I fold the paper crane back up and put it back in the vase with the others.
“Until next time,” I whisper.
I sit in bed snacking on chips with the baby name book propped on my belly. I crunch down on the chip and Winnie glares at me from the windowsill. The silly cat is finally coming around more. She’s mostly hidden under the bed the last few months, only coming out to eat in the middle of the night. At one point I thought she’d died, but when I crouched on the floor and lifted the bed skirt, mean blue eyes glared back at me.
Animals, they know things we can’t comprehend, and I believe she understood that Ben was gone and never coming back. I think in her crazy cat brain she thought I’d done something to him and it gave her more ammunition to hate me.
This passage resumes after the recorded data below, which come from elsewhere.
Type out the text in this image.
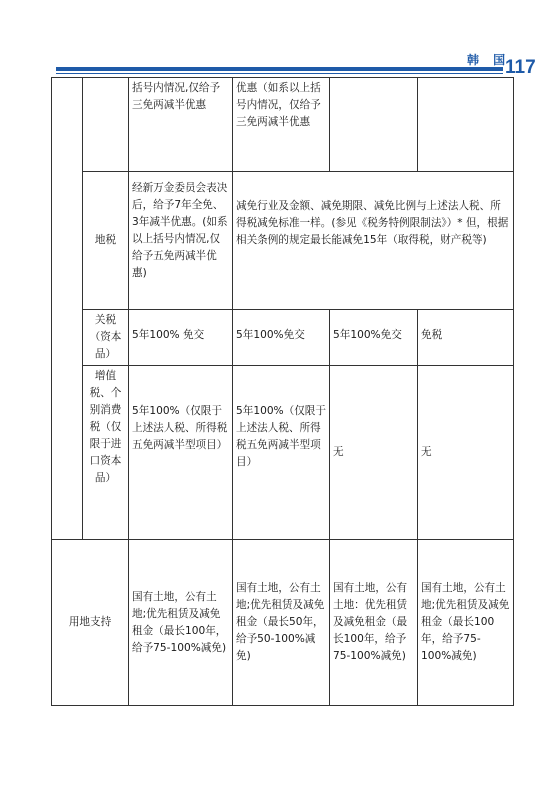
韩 国
117
		括号内情况,仅给予三免两减半优惠	优惠（如系以上括号内情况，仅给予三免两减半优惠		
	地税	经新万金委员会表决后，给予7年全免、3年减半优惠。(如系以上括号内情况,仅给予五免两减半优惠)	减免行业及金额、减免期限、减免比例与上述法人税、所得税减免标准一样。(参见《税务特例限制法》）* 但，根据相关条例的规定最长能减免15年（取得税，财产税等)		
	关税（资本品）	5年100% 免交	5年100%免交	5年100%免交	免税
	增值税、个别消费税（仅限于进口资本品）	5年100%（仅限于上述法人税、所得税五免两减半型项目）	5年100%（仅限于上述法人税、所得税五免两减半型项目）	无	无
用地支持		国有土地，公有土地;优先租赁及减免租金（最长100年，给予75-100%减免)	国有土地，公有土地;优先租赁及减免租金（最长50年，给予50-100%减免)	国有土地，公有土地：优先租赁及减免租金（最长100年，给予75-100%减免)	国有土地，公有土地;优先租赁及减免租金（最长100年，给予75-100%减免)
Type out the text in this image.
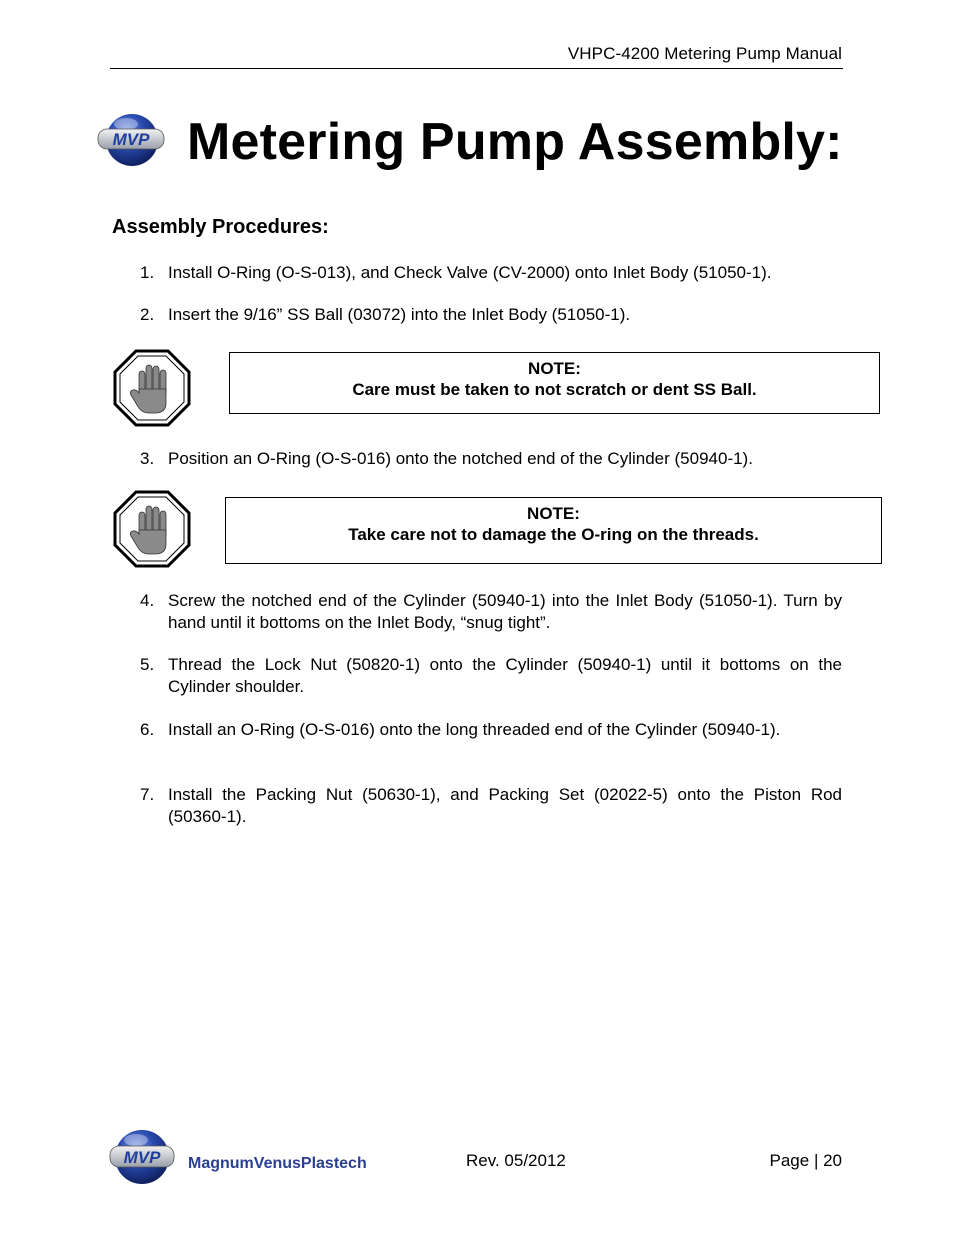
VHPC-4200 Metering Pump Manual
MVP Metering Pump Assembly:
Assembly Procedures:
1. Install O-Ring (O-S-013), and Check Valve (CV-2000) onto Inlet Body (51050-1).
2. Insert the 9/16” SS Ball (03072) into the Inlet Body (51050-1).
NOTE:
Care must be taken to not scratch or dent SS Ball.
3. Position an O-Ring (O-S-016) onto the notched end of the Cylinder (50940-1).
NOTE:
Take care not to damage the O-ring on the threads.
4. Screw the notched end of the Cylinder (50940-1) into the Inlet Body (51050-1). Turn by hand until it bottoms on the Inlet Body, “snug tight”.
5. Thread the Lock Nut (50820-1) onto the Cylinder (50940-1) until it bottoms on the Cylinder shoulder.
6. Install an O-Ring (O-S-016) onto the long threaded end of the Cylinder (50940-1).
7. Install the Packing Nut (50630-1), and Packing Set (02022-5) onto the Piston Rod (50360-1).
MVP MagnumVenusPlastech	Rev. 05/2012	Page | 20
“What are you looking at?” I ask her, chomping on a chip.
Her dark brown tail swishes and her eyes blink lazily. The disdain in her expression is almost hysterical. I should probably find her a new home, but she’s been with us for so long that I can’t fathom her not being there. With the baby coming it’s something I have to seriously contemplate. I can’t imagine Winnie doing well with a baby.
I flip to the next page in the baby name book. I never realized there were so many names before.
I glance at the empty space beside me in bed and my heart aches. This should be something that Ben is a part of. I feel wrong picking our child’s name on my own, but it’s not something we ever talked about.